Cliente habitual de la Acera del Louvre, el Teatro Martí, la calle San Rafael y los alrededores del Parque de la Fraternidad, don Antonio, radicado en una vieja casita de la calle San Miguel, se da el lujo de vivir en un planeta distinto, fabulario, donde no falta ese romanticismo quijotesco que atrae y saca del tedio a muchos.

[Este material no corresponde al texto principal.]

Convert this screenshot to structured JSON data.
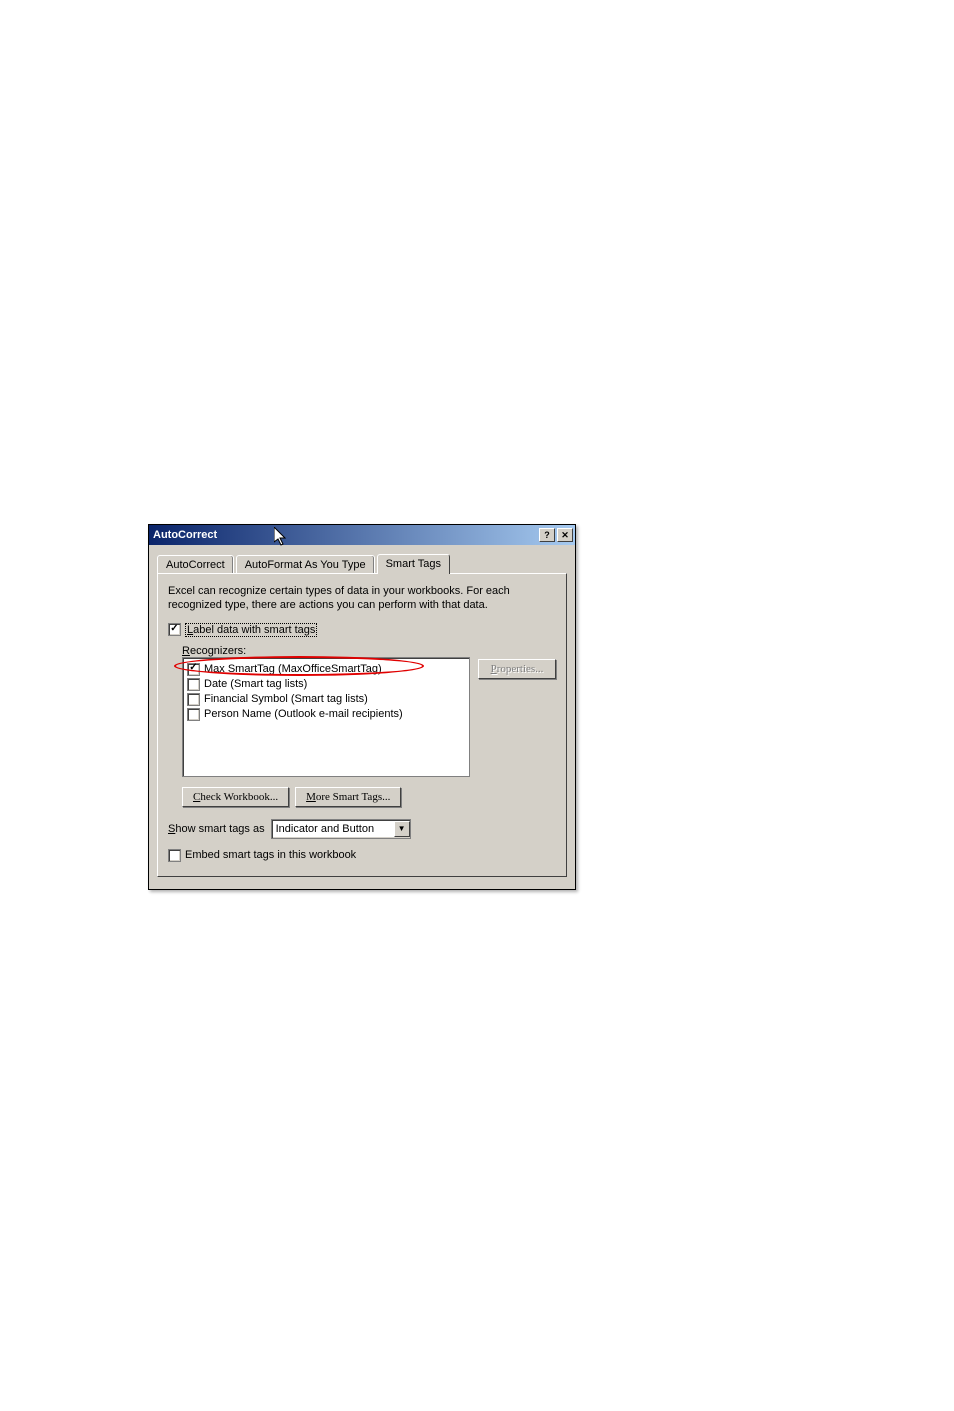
{
  "dialog": {
    "title": "AutoCorrect",
    "tabs": {
      "autocorrect": "AutoCorrect",
      "autoformat": "AutoFormat As You Type",
      "smarttags": "Smart Tags"
    },
    "intro": "Excel can recognize certain types of data in your workbooks.  For each recognized type, there are actions you can perform with that data.",
    "labelData": {
      "prefix": "",
      "mnemonic": "L",
      "rest": "abel data with smart tags",
      "checked": true
    },
    "recognizers": {
      "label_prefix": "",
      "label_mnemonic": "R",
      "label_rest": "ecognizers:",
      "items": [
        {
          "label": "Max SmartTag (MaxOfficeSmartTag)",
          "checked": true,
          "highlighted": true
        },
        {
          "label": "Date (Smart tag lists)",
          "checked": false
        },
        {
          "label": "Financial Symbol (Smart tag lists)",
          "checked": false
        },
        {
          "label": "Person Name (Outlook e-mail recipients)",
          "checked": false
        }
      ]
    },
    "buttons": {
      "properties_mnemonic": "P",
      "properties_rest": "roperties...",
      "check_workbook_mnemonic": "C",
      "check_workbook_rest": "heck Workbook...",
      "more_smart_tags_mnemonic": "M",
      "more_smart_tags_rest": "ore Smart Tags..."
    },
    "show_as": {
      "label_mnemonic": "S",
      "label_rest": "how smart tags as",
      "value": "Indicator and Button"
    },
    "embed": {
      "label": "Embed smart tags in this workbook",
      "checked": false
    }
  }
}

A pesar de esto, su aire marcial y severidad espartana causan poco respeto en los transeúntes y, lamentablemente, provocan también las bromas pesadas de la chiquillada, siempre al acecho de los espectros de la calle.
 

Según Ángel Miolán, de Bohemia, quien se atreve a entrevistarlo en 1952, este descendiente de africano nace en la ciudad oriental de Manzanillo, en 1881, y cuando aún era un mocetón, toma parte en la Guerra de 1895, bajo las órdenes del mayor general Mario García Menocal, de triste recordación como posterior presidente de la nación. Aunque, al finalizar la contienda bélica, se niega a aceptar el estatus de veterano pensionista, ya que «no fui a defender mi patria por interés, sino por patriotismo». Más tarde, sin un empleo fijo y con poco que hacer con su vida, se marcha en los años treinta a Etiopía, donde combate contra las tropas fascistas italianas de Benito Mussolini.
 

Hasta aquí la hoja de servicios de don Antonio no muestra ningún detalle extraordinario que justifique sus singulares colgaderas. Ello, sin embargo, no desanima a Miolán, y mucho menos a su fotógrafo Amador Vales, quienes, al tratar de impedir el naufragio de la interviú, asisten a un espectáculo único. De repente, el anciano sale de su aburrido letargo, lanza un colosal alarido y realiza un saludo militar:
 

«Salí vencedor frente al Duce Mussolini y por este motivo me llamaron del Gabinete de la Guerra. Acto seguido, me convocaron a una Comisión Tecnológica de la Liga de las Naciones para que me examinara rigurosamente a ver si tenía la capacidad intelectual para administrar la beligerancia mundial. Salí triunfante ante los sabios (…) confiriéndome los lauros habidos y por haber (...)».
 

A partir de ese momento, el septuagenario comienza a enumerar sus cargos, da fe una por una de sus insignias, empezando por el retrato que le obsequiara una bella faquiresa lista para su ayuno, y anuncia, ante la incredulidad de todos, que tomará el control del Parlamento Federal Mundial el 10 de octubre de ese mismo año durante una ceremonia a efectuarse en el habanero Campamento Militar de Columbia (su atractivo uniforme y las botas charoladas están, según él, en exhibición en una de las vitrinas del Hotel Nacional).
 

«Con respecto a las medidas que contiene mi Plan para la Salvación, son estas: en primer término, abrir nuevos empleos, con grandes sueldos (...). En segundo lugar, eliminar la mayor parte de los vicios que corrompen la masa encefálica de la humanidad. ¡Hay que meter en el hormiguero a los hijos de la mala madre! En cuanto a Cuba, le puedo contestar de una manera categórica que la salvación de este país estriba en que haya un gobierno neutral, sin apasionamientos, que sepa guiar a la nación sin sables ni caballos que relinchan hasta de noche».
 

Sorprendido ante tal sinrazón, el reportero se atreve, cautelosamente, a ponerle peros a lo dicho por don Antonio, sin lograr el menor efecto. Este no abandona su ego de ángel redentor, ni en el respiro del cafecito: «Como seres humanos, tenemos el deber de convivir como tales, no como perros y gatos. Esto es, carajo, con decencia y buena educación cristiana. No comamos más catibía».